From the plot, we can see that the values of eq_primary lie mostly between 5 and 8, which means that most earthquakes had a magnitude with a moderate to high value, with barely any earthquakes having a low or very high magnitude.
Exercise 2.11: Computing Skew and Kurtosis
Let's calculate the skew and kurtosis values for all of the features in the dataset using the core pandas functions available to us. This exercise is a continuation of Exercise 2.10, Plotting a Histogram:
- Use the
.skew() DataFrame method to calculate the skew for all features and then sort the values in ascending order:data.skew().sort_values()
The output will be as follows:
Figure 2.27: Skew values for all the features in the dataset
- Use the
.kurt() DataFrame method to calculate the kurtosis for all features:data.kurt()
The output will be as follows:
Figure 2.28: Kurtosis values for all the features in the dataset
Here, we can see that the kurtosis values for some variables deviate significantly from 0. This means that these columns have a long tail. But the values that are at the tail end of these variables (which indicate the number of people dead, injured, and the monetary value of damage), in our case, may be outliers that we may need to pay special attention to. Larger values might, in fact, indicate an additional force that added to the devastation caused by an earthquake, that is, a tsunami.
Note
To access the source code for this specific section, please refer to https://packt.live/2Yklmh0.
You can also run this example online at https://packt.live/37PcMdj. You must execute the entire Notebook in order to get the desired result.
Activity 2.02: Representing the Distribution of Values Visually
In this activity, we will implement what we learned in the previous section by creating different plots such as histograms and pie charts. Furthermore, we will calculate the skew and kurtosis for the features of the dataset. Here, will use the same dataset we used in Activity 2.01: Summary Statistics and Missing Values, that is, House Prices: Advanced Regression Techniques. We'll use different types of plots to visually represent the distribution of values for this dataset.

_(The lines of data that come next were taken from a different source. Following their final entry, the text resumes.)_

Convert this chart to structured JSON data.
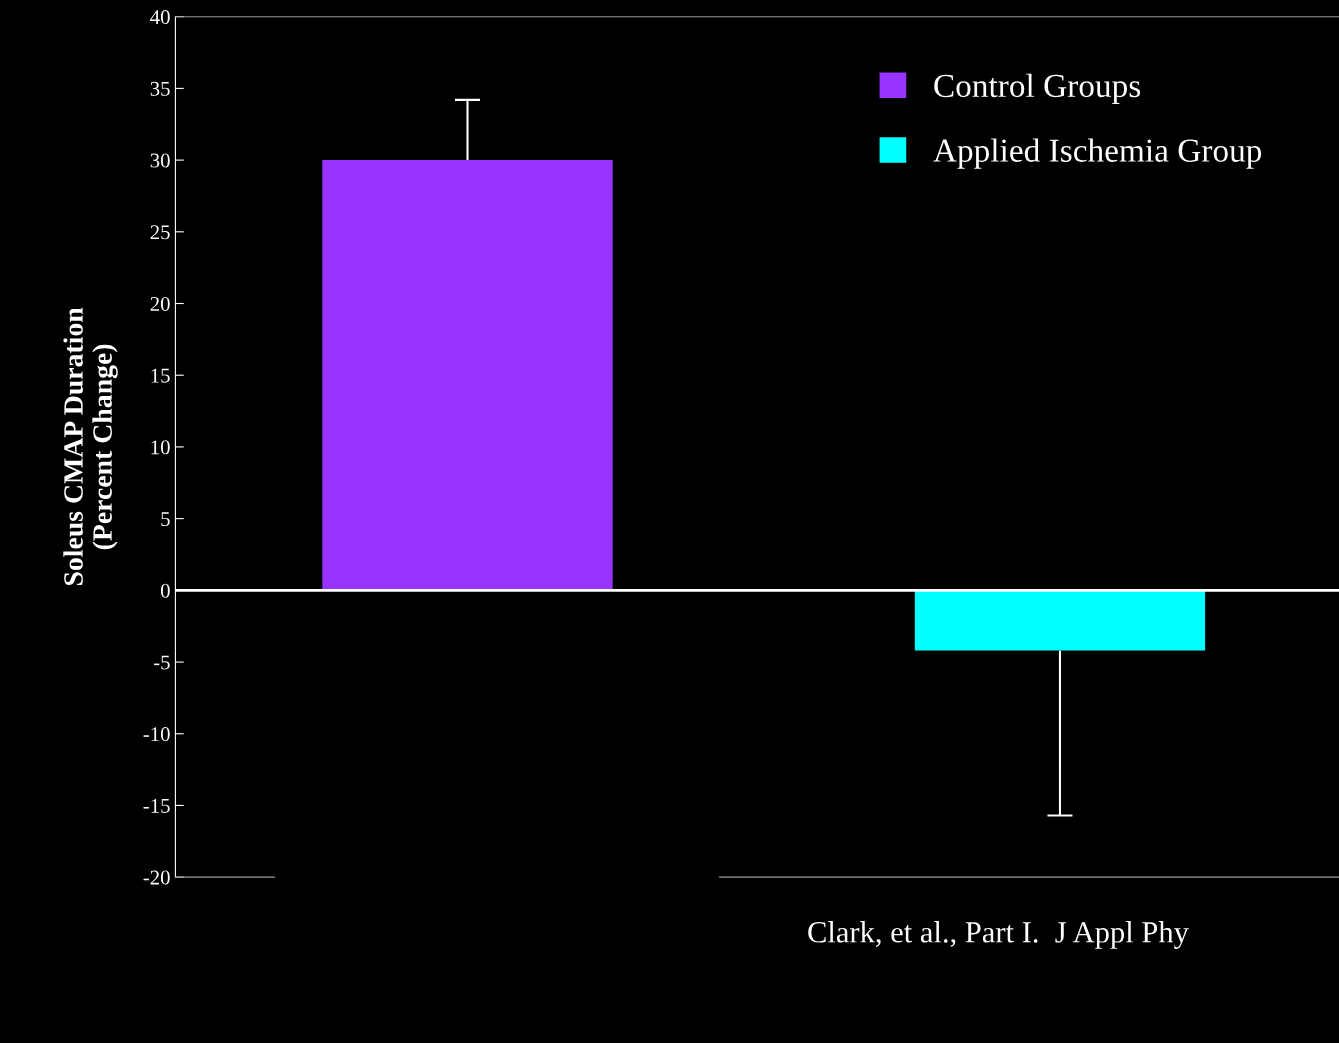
{
  "chart_data": {
    "type": "bar",
    "ylabel": "Soleus CMAP Duration\n(Percent Change)",
    "categories": [
      null,
      null
    ],
    "series": [
      {
        "name": "Control Groups",
        "color": "#9933ff",
        "values": [
          30,
          null
        ],
        "errors": [
          [
            30,
            34.2
          ],
          null
        ]
      },
      {
        "name": "Applied Ischemia Group",
        "color": "#00ffff",
        "values": [
          null,
          -4.2
        ],
        "errors": [
          null,
          [
            -15.7,
            -4.2
          ]
        ]
      }
    ],
    "ylim": [
      -20,
      40
    ],
    "yticks": [
      -20,
      -15,
      -10,
      -5,
      0,
      5,
      10,
      15,
      20,
      25,
      30,
      35,
      40
    ],
    "ref_lines": [
      {
        "axis": "y",
        "value": 0,
        "color": "#ffffff"
      }
    ],
    "annotations": [
      "Clark, et al., Part I.  J Appl Phy"
    ],
    "legend": "top right",
    "grid": false
  }
}
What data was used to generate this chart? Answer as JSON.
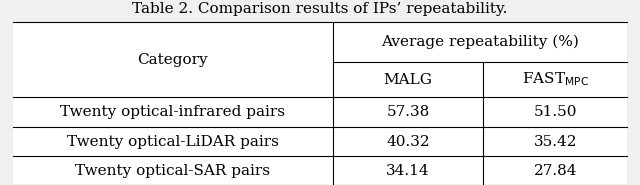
{
  "title": "Table 2. Comparison results of IPs’ repeatability.",
  "rows": [
    [
      "Twenty optical-infrared pairs",
      "57.38",
      "51.50"
    ],
    [
      "Twenty optical-LiDAR pairs",
      "40.32",
      "35.42"
    ],
    [
      "Twenty optical-SAR pairs",
      "34.14",
      "27.84"
    ]
  ],
  "bg_color": "#f0f0f0",
  "font_size": 11,
  "title_font_size": 11
}
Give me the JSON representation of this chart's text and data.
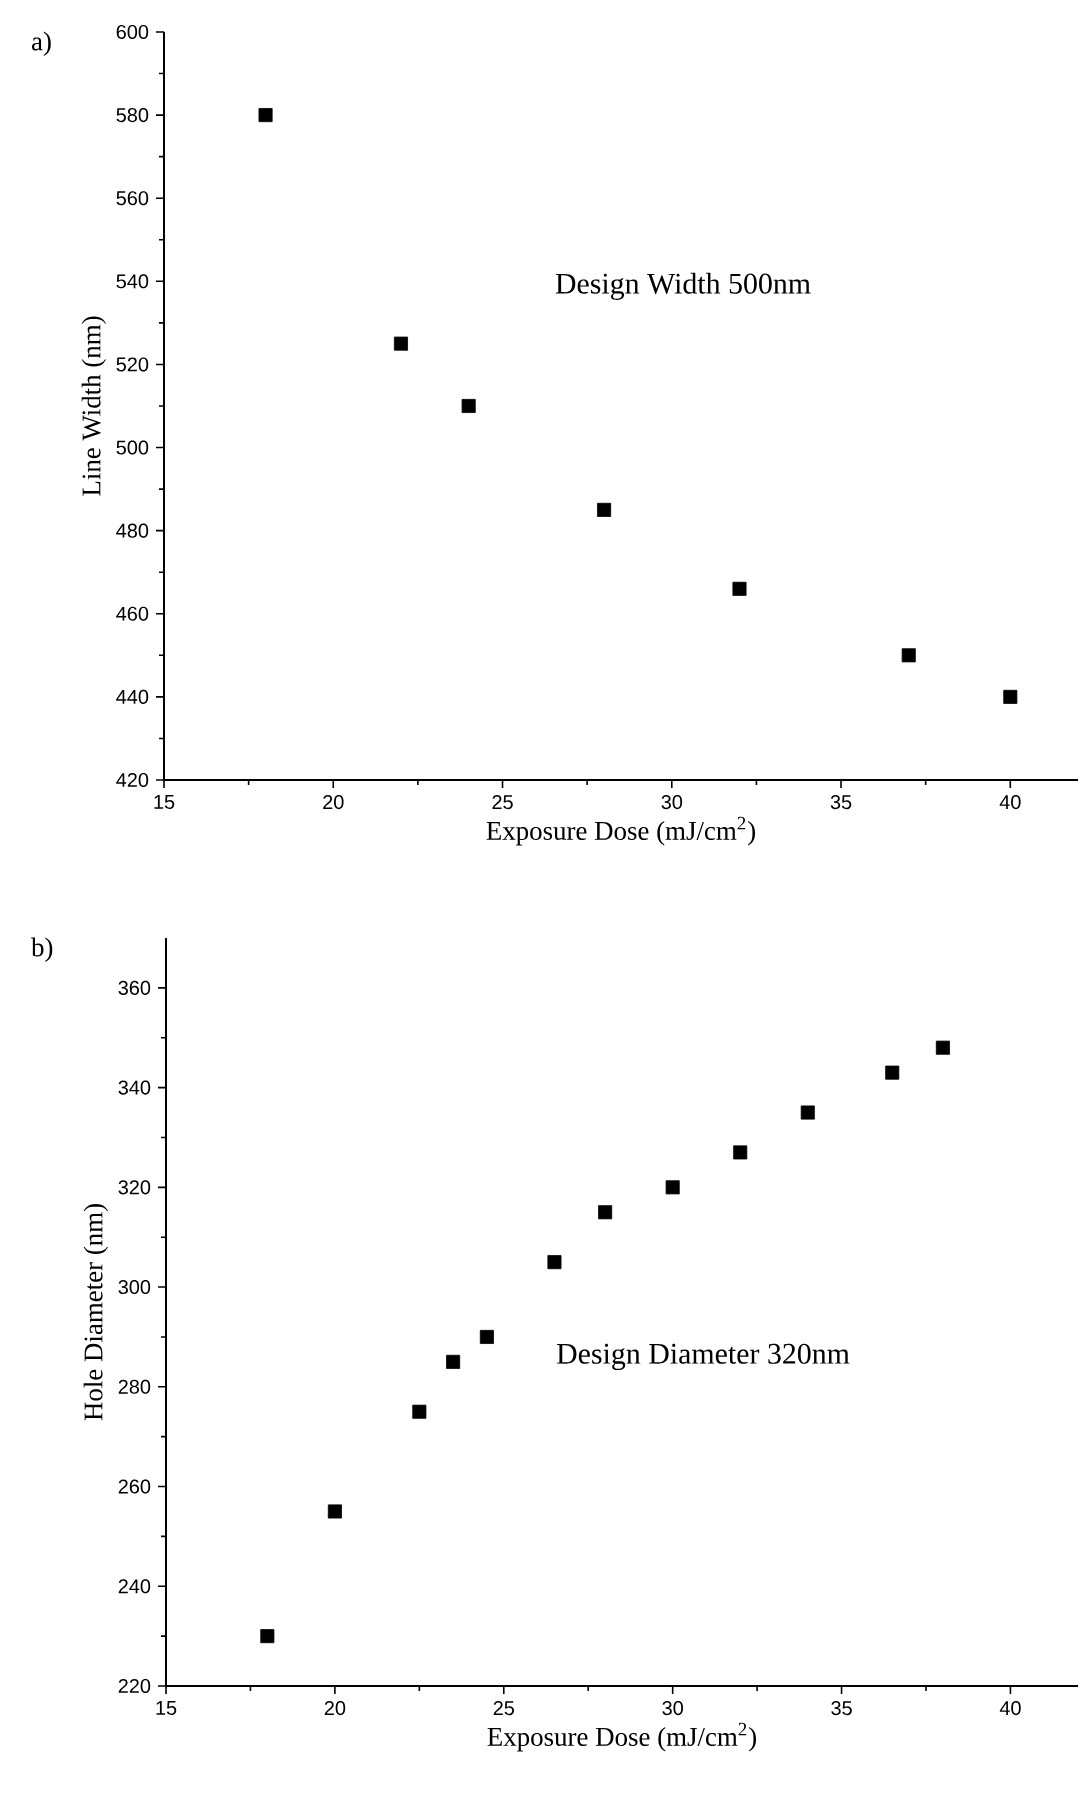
{
  "chart_data": [
    {
      "type": "scatter",
      "title": "a)",
      "xlabel": "Exposure Dose (mJ/cm$^{2}$)",
      "ylabel": "Line Width (nm)",
      "annotations": [
        "Design Width 500nm"
      ],
      "x": [
        18,
        22,
        24,
        28,
        32,
        37,
        40
      ],
      "values": [
        580,
        525,
        510,
        485,
        466,
        450,
        440
      ],
      "color": "#000000",
      "marker": "square",
      "xlim": [
        15,
        42
      ],
      "ylim": [
        420,
        600
      ],
      "xticks": [
        15,
        20,
        25,
        30,
        35,
        40
      ],
      "yticks": [
        420,
        440,
        460,
        480,
        500,
        520,
        540,
        560,
        580,
        600
      ]
    },
    {
      "type": "scatter",
      "title": "b)",
      "xlabel": "Exposure Dose (mJ/cm$^{2}$)",
      "ylabel": "Hole Diameter (nm)",
      "annotations": [
        "Design Diameter 320nm"
      ],
      "x": [
        18,
        20,
        22.5,
        23.5,
        24.5,
        26.5,
        28,
        30,
        32,
        34,
        36.5,
        38
      ],
      "values": [
        230,
        255,
        275,
        285,
        290,
        305,
        315,
        320,
        327,
        335,
        343,
        348
      ],
      "color": "#000000",
      "marker": "square",
      "xlim": [
        15,
        42
      ],
      "ylim": [
        220,
        370
      ],
      "xticks": [
        15,
        20,
        25,
        30,
        35,
        40
      ],
      "yticks": [
        220,
        240,
        260,
        280,
        300,
        320,
        340,
        360
      ]
    }
  ]
}
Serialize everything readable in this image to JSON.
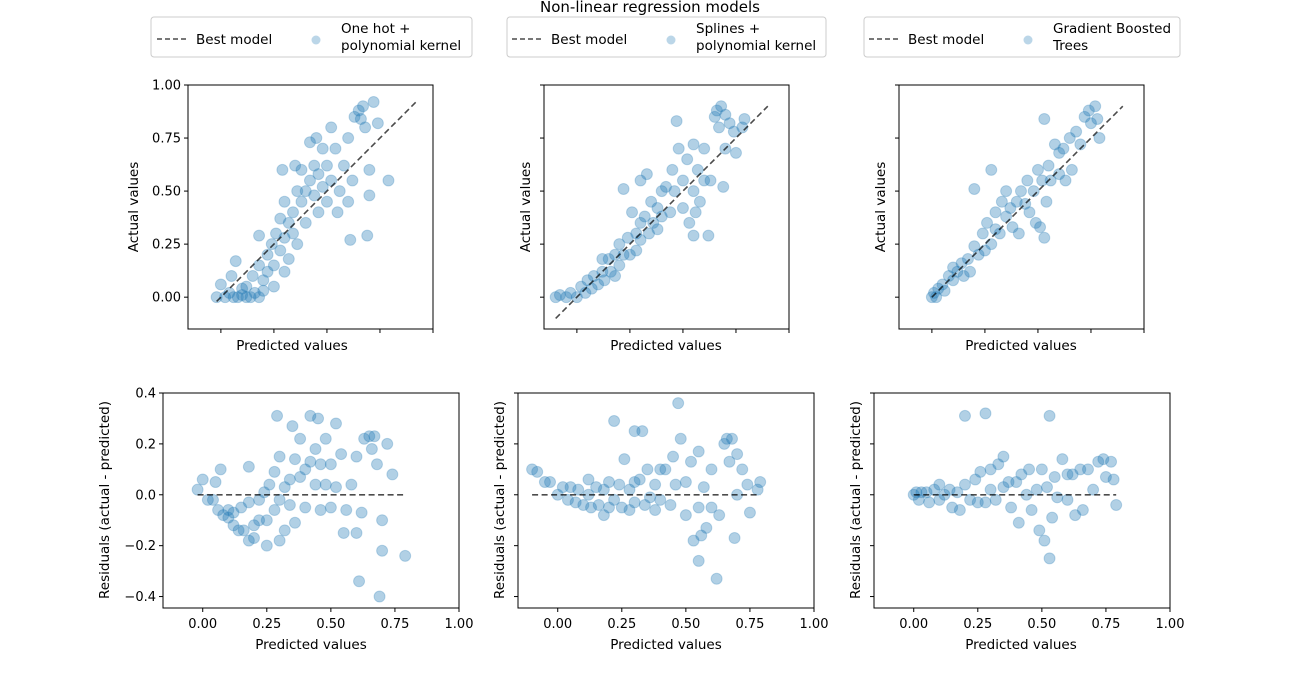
{
  "title": "Non-linear regression models",
  "colors": {
    "points": "#1f77b4",
    "best_line": "#000000",
    "legend_border": "#cccccc"
  },
  "legends": [
    {
      "line_label": "Best model",
      "marker_label": [
        "One hot +",
        "polynomial kernel"
      ]
    },
    {
      "line_label": "Best model",
      "marker_label": [
        "Splines +",
        "polynomial kernel"
      ]
    },
    {
      "line_label": "Best model",
      "marker_label": [
        "Gradient Boosted",
        "Trees"
      ]
    }
  ],
  "chart_data": [
    {
      "type": "scatter",
      "row": "top",
      "title": "",
      "xlabel": "Predicted values",
      "ylabel": "Actual values",
      "xlim": [
        -0.155,
        1.0
      ],
      "ylim": [
        -0.15,
        1.0
      ],
      "xticks": [
        0,
        0.25,
        0.5,
        0.75,
        1.0
      ],
      "yticks": [
        0,
        0.25,
        0.5,
        0.75,
        1.0
      ],
      "ytick_labels_shown_on_first_panel": [
        "0.00",
        "0.25",
        "0.50",
        "0.75",
        "1.00"
      ],
      "reference_line": "Best model (y = x), dashed",
      "series_note": "each panel plots the model's (predicted, actual) pairs"
    },
    {
      "type": "scatter",
      "row": "bottom",
      "title": "",
      "xlabel": "Predicted values",
      "ylabel": "Residuals (actual - predicted)",
      "xlim": [
        -0.155,
        1.0
      ],
      "ylim": [
        -0.445,
        0.4
      ],
      "xticks": [
        0,
        0.25,
        0.5,
        0.75,
        1.0
      ],
      "xtick_labels": [
        "0.00",
        "0.25",
        "0.50",
        "0.75",
        "1.00"
      ],
      "yticks": [
        -0.4,
        -0.2,
        0,
        0.2,
        0.4
      ],
      "ytick_labels_shown_on_first_panel": [
        "−0.4",
        "−0.2",
        "0.0",
        "0.2",
        "0.4"
      ],
      "reference_line": "Best model (residual = 0), dashed"
    }
  ],
  "models": [
    {
      "name": "One hot + polynomial kernel",
      "points_predicted_actual": [
        [
          -0.02,
          0.0
        ],
        [
          0.0,
          0.06
        ],
        [
          0.02,
          0.0
        ],
        [
          0.04,
          0.02
        ],
        [
          0.06,
          0.0
        ],
        [
          0.08,
          0.0
        ],
        [
          0.1,
          0.01
        ],
        [
          0.12,
          0.0
        ],
        [
          0.14,
          0.0
        ],
        [
          0.16,
          0.02
        ],
        [
          0.18,
          0.0
        ],
        [
          0.2,
          0.03
        ],
        [
          0.07,
          0.17
        ],
        [
          0.1,
          0.04
        ],
        [
          0.15,
          0.1
        ],
        [
          0.18,
          0.15
        ],
        [
          0.2,
          0.08
        ],
        [
          0.22,
          0.12
        ],
        [
          0.22,
          0.2
        ],
        [
          0.24,
          0.25
        ],
        [
          0.25,
          0.15
        ],
        [
          0.26,
          0.3
        ],
        [
          0.28,
          0.22
        ],
        [
          0.28,
          0.37
        ],
        [
          0.3,
          0.28
        ],
        [
          0.3,
          0.45
        ],
        [
          0.32,
          0.35
        ],
        [
          0.32,
          0.18
        ],
        [
          0.34,
          0.4
        ],
        [
          0.34,
          0.3
        ],
        [
          0.36,
          0.5
        ],
        [
          0.36,
          0.25
        ],
        [
          0.38,
          0.45
        ],
        [
          0.38,
          0.6
        ],
        [
          0.4,
          0.5
        ],
        [
          0.4,
          0.35
        ],
        [
          0.42,
          0.55
        ],
        [
          0.42,
          0.73
        ],
        [
          0.44,
          0.48
        ],
        [
          0.44,
          0.62
        ],
        [
          0.46,
          0.58
        ],
        [
          0.46,
          0.4
        ],
        [
          0.48,
          0.7
        ],
        [
          0.48,
          0.52
        ],
        [
          0.5,
          0.62
        ],
        [
          0.5,
          0.45
        ],
        [
          0.52,
          0.55
        ],
        [
          0.52,
          0.8
        ],
        [
          0.54,
          0.7
        ],
        [
          0.55,
          0.4
        ],
        [
          0.56,
          0.5
        ],
        [
          0.58,
          0.62
        ],
        [
          0.6,
          0.75
        ],
        [
          0.6,
          0.45
        ],
        [
          0.62,
          0.55
        ],
        [
          0.63,
          0.85
        ],
        [
          0.65,
          0.88
        ],
        [
          0.66,
          0.84
        ],
        [
          0.67,
          0.9
        ],
        [
          0.68,
          0.8
        ],
        [
          0.7,
          0.6
        ],
        [
          0.7,
          0.48
        ],
        [
          0.72,
          0.92
        ],
        [
          0.74,
          0.82
        ],
        [
          0.69,
          0.29
        ],
        [
          0.79,
          0.55
        ],
        [
          0.61,
          0.27
        ],
        [
          0.25,
          0.05
        ],
        [
          0.3,
          0.12
        ],
        [
          0.12,
          0.05
        ],
        [
          0.05,
          0.1
        ],
        [
          0.18,
          0.29
        ],
        [
          0.35,
          0.62
        ],
        [
          0.45,
          0.75
        ],
        [
          0.29,
          0.6
        ]
      ]
    },
    {
      "name": "Splines + polynomial kernel",
      "points_predicted_actual": [
        [
          -0.1,
          0.0
        ],
        [
          -0.08,
          0.01
        ],
        [
          -0.05,
          0.0
        ],
        [
          -0.03,
          0.02
        ],
        [
          0.0,
          0.0
        ],
        [
          0.02,
          0.05
        ],
        [
          0.04,
          0.02
        ],
        [
          0.05,
          0.08
        ],
        [
          0.07,
          0.04
        ],
        [
          0.08,
          0.1
        ],
        [
          0.1,
          0.06
        ],
        [
          0.12,
          0.12
        ],
        [
          0.13,
          0.08
        ],
        [
          0.15,
          0.18
        ],
        [
          0.16,
          0.12
        ],
        [
          0.18,
          0.2
        ],
        [
          0.18,
          0.1
        ],
        [
          0.2,
          0.25
        ],
        [
          0.2,
          0.15
        ],
        [
          0.22,
          0.51
        ],
        [
          0.22,
          0.2
        ],
        [
          0.24,
          0.28
        ],
        [
          0.25,
          0.2
        ],
        [
          0.26,
          0.4
        ],
        [
          0.28,
          0.3
        ],
        [
          0.28,
          0.22
        ],
        [
          0.3,
          0.35
        ],
        [
          0.3,
          0.27
        ],
        [
          0.32,
          0.38
        ],
        [
          0.33,
          0.58
        ],
        [
          0.34,
          0.3
        ],
        [
          0.35,
          0.45
        ],
        [
          0.36,
          0.35
        ],
        [
          0.38,
          0.42
        ],
        [
          0.38,
          0.32
        ],
        [
          0.4,
          0.5
        ],
        [
          0.4,
          0.38
        ],
        [
          0.42,
          0.52
        ],
        [
          0.44,
          0.4
        ],
        [
          0.45,
          0.6
        ],
        [
          0.46,
          0.5
        ],
        [
          0.47,
          0.83
        ],
        [
          0.48,
          0.7
        ],
        [
          0.5,
          0.55
        ],
        [
          0.5,
          0.42
        ],
        [
          0.52,
          0.65
        ],
        [
          0.53,
          0.35
        ],
        [
          0.55,
          0.72
        ],
        [
          0.55,
          0.5
        ],
        [
          0.57,
          0.6
        ],
        [
          0.58,
          0.45
        ],
        [
          0.6,
          0.7
        ],
        [
          0.6,
          0.55
        ],
        [
          0.62,
          0.29
        ],
        [
          0.63,
          0.55
        ],
        [
          0.65,
          0.85
        ],
        [
          0.66,
          0.88
        ],
        [
          0.67,
          0.8
        ],
        [
          0.68,
          0.9
        ],
        [
          0.7,
          0.86
        ],
        [
          0.7,
          0.7
        ],
        [
          0.72,
          0.82
        ],
        [
          0.74,
          0.78
        ],
        [
          0.75,
          0.68
        ],
        [
          0.78,
          0.8
        ],
        [
          0.79,
          0.84
        ],
        [
          0.69,
          0.52
        ],
        [
          0.56,
          0.4
        ],
        [
          0.12,
          0.18
        ],
        [
          0.3,
          0.55
        ],
        [
          0.55,
          0.29
        ]
      ]
    },
    {
      "name": "Gradient Boosted Trees",
      "points_predicted_actual": [
        [
          0.0,
          0.0
        ],
        [
          0.01,
          0.02
        ],
        [
          0.02,
          0.0
        ],
        [
          0.03,
          0.04
        ],
        [
          0.05,
          0.06
        ],
        [
          0.06,
          0.03
        ],
        [
          0.08,
          0.1
        ],
        [
          0.1,
          0.08
        ],
        [
          0.1,
          0.14
        ],
        [
          0.12,
          0.12
        ],
        [
          0.14,
          0.16
        ],
        [
          0.15,
          0.1
        ],
        [
          0.17,
          0.18
        ],
        [
          0.18,
          0.12
        ],
        [
          0.2,
          0.51
        ],
        [
          0.2,
          0.24
        ],
        [
          0.22,
          0.2
        ],
        [
          0.24,
          0.3
        ],
        [
          0.25,
          0.22
        ],
        [
          0.26,
          0.35
        ],
        [
          0.28,
          0.6
        ],
        [
          0.28,
          0.25
        ],
        [
          0.3,
          0.32
        ],
        [
          0.3,
          0.4
        ],
        [
          0.32,
          0.3
        ],
        [
          0.33,
          0.45
        ],
        [
          0.35,
          0.38
        ],
        [
          0.35,
          0.5
        ],
        [
          0.37,
          0.42
        ],
        [
          0.38,
          0.33
        ],
        [
          0.4,
          0.45
        ],
        [
          0.41,
          0.3
        ],
        [
          0.42,
          0.5
        ],
        [
          0.44,
          0.44
        ],
        [
          0.45,
          0.55
        ],
        [
          0.46,
          0.4
        ],
        [
          0.48,
          0.5
        ],
        [
          0.49,
          0.35
        ],
        [
          0.5,
          0.6
        ],
        [
          0.51,
          0.33
        ],
        [
          0.52,
          0.55
        ],
        [
          0.53,
          0.84
        ],
        [
          0.53,
          0.28
        ],
        [
          0.54,
          0.45
        ],
        [
          0.55,
          0.62
        ],
        [
          0.56,
          0.55
        ],
        [
          0.58,
          0.72
        ],
        [
          0.6,
          0.58
        ],
        [
          0.6,
          0.68
        ],
        [
          0.62,
          0.7
        ],
        [
          0.63,
          0.55
        ],
        [
          0.65,
          0.75
        ],
        [
          0.66,
          0.6
        ],
        [
          0.68,
          0.78
        ],
        [
          0.7,
          0.72
        ],
        [
          0.72,
          0.85
        ],
        [
          0.74,
          0.88
        ],
        [
          0.75,
          0.82
        ],
        [
          0.77,
          0.9
        ],
        [
          0.78,
          0.84
        ],
        [
          0.79,
          0.75
        ]
      ]
    }
  ]
}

This activity is a continuation of Activity 2.01: Summary Statistics and Missing Values:
The steps to be performed are as follows:
- Plot a histogram using Matplotlib for the target variable,
SalePrice.The output will be as follows:
Figure 2.29: Histogram for the target variable
- Find the number of unique values within each column having an object type.
- Create a DataFrame representing the number of occurrences for each categorical value in the
HouseStyle column.
- Plot a pie chart representing these counts.
The output will be as follows:
Figure 2.30: Pie chart representing the counts
- Find the number of unique values within each column having a number type.
- Plot a histogram using seaborn for the
LotArea variable.The output will be as follows:
Figure 2.31: Histogram for the LotArea variable
- Calculate the skew and kurtosis values for the values in each column.
The output for skew values will be:
Figure 2.32: Skew values for each column
The output for kurtosis values will be:
Figure 2.33: Kurtosis values for each column
Note
The solution for this activity can be found via this link.
We have seen how to look into the nature of data in more detail, in particular, by beginning to understand the distribution of the data using histograms or density plots, relative counts of data using pie charts, as well as inspecting the skew and kurtosis of the variables as a first step to finding potentially problematic data, outliers, and so on.
By now, you should have a comfort level handling various statistical measures of data such as summary statistics, counts, and the distribution of values. Using tools such as histograms and density plots, you can explore the shape of datasets, and augment that understanding by calculating statistics such as skew and kurtosis. You should be developing some intuition for some flags that warrant further investigation, such as large skew or kurtosis values.